Meanwhile, due to their location close to the water, the homes of the Egges and the Ellingsons were saved by the loggers who poured water over them. All the other buildings in New London were destroyed, and the homeless families stayed with the Ellingsons and the Egges until they could put up new shacks.

Logging operations in that area continued when Merrill & Ring joined with Polsons to extend their logging railroad into the scorched standing timber so that it could be salvaged."




Ida Trough says:

"When I was eleven, Herman Walkers moved from New London to Axford. I went with them and attended school there. They were very friendly people and I adored Grandfather Marcus Walker. I went to Humptulips to take the eighth grade examinations.

After that I lived with Kirkaldies. Nellie, Anna, and I had bicycles. We would row across the river and come to high school in Hoquiam.

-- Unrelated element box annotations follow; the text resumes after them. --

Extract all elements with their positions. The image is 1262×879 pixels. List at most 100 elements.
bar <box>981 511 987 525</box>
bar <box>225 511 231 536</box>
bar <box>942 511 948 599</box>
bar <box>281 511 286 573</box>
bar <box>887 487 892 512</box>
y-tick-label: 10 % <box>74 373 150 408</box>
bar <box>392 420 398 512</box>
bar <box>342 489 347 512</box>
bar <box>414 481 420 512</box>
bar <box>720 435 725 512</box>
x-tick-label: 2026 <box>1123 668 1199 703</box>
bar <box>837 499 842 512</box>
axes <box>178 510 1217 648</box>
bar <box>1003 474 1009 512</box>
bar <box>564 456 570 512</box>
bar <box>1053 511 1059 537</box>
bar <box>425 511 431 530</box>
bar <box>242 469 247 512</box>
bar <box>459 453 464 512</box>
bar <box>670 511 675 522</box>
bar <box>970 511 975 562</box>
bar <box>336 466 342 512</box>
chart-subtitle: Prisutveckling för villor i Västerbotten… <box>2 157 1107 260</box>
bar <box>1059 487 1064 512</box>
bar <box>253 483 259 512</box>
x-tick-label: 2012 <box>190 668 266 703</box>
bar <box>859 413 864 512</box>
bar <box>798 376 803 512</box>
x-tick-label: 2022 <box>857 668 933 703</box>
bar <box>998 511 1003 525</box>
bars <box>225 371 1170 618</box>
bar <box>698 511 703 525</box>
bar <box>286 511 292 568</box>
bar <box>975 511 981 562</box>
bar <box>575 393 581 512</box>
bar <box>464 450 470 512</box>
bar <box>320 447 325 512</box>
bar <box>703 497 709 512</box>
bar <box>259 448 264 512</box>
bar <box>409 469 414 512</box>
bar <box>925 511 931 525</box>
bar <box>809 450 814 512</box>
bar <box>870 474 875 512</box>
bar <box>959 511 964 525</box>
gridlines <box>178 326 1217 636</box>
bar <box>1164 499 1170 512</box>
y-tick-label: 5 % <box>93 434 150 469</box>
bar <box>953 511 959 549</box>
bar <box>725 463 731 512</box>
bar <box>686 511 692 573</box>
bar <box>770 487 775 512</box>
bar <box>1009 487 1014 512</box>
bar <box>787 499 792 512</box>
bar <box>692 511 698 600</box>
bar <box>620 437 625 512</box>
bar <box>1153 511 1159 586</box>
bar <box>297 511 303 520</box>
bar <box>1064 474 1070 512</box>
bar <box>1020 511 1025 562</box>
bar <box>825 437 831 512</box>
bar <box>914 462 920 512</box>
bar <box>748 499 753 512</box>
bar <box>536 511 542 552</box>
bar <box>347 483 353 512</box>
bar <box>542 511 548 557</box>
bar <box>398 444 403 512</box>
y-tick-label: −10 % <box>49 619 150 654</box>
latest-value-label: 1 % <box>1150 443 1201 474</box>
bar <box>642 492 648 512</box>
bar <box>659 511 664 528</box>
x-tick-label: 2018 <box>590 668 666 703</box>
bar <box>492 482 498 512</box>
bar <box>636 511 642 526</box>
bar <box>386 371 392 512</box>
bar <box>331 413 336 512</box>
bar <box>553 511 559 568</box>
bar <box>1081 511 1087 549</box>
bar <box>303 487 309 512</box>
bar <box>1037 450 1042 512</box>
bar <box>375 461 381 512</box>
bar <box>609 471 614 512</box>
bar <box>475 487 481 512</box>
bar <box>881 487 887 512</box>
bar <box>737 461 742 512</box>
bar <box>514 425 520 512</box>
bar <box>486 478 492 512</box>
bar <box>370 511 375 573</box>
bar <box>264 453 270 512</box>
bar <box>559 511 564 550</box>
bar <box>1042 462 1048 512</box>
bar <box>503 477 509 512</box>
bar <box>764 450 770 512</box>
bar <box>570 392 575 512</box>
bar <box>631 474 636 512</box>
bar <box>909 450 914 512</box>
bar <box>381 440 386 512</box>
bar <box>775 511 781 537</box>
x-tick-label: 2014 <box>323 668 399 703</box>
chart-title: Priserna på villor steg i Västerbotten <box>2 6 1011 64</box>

After graduation, I took a business course and worked in offices. In 1914, I married Richard Trough, and we bought some acreage from my cousin Alfred Nelson. Richard was employed for many years in the office of the Indian Agency in Hoquiam. He passed away in August, 1953.

Also, In 1914, my sister Olena Egge married William Seaman. The Seamans leased and ran the Quinault Hotel which was owned by Olsons. "Connie" was employed as cook. After her husband's death, Mrs. Seaman bought the hotel, which later was destroyed by fire. Some six years afterward Olena married George Miller, of Michigan.

Constance Egge married Joe Brant, a mechanic for Polson Logging Co., and later for Rayonier.

Henry Egge remained a bachelor. He was employed in logging camps, and later had his own logging concern in partnership with Ernest Ellingson. When Polson logged the area he left a huge tree standing as a marker between the Bennett Ellingson and the Dick Trough properties. In 1946 Henry Egge felled it and logged off. He was also interested in mining, and at the time of his death, in 1954, was affiliated with C.W. Jenkins, of Salt Lake City, Utah.

The three sisters still reside at New London (1958)."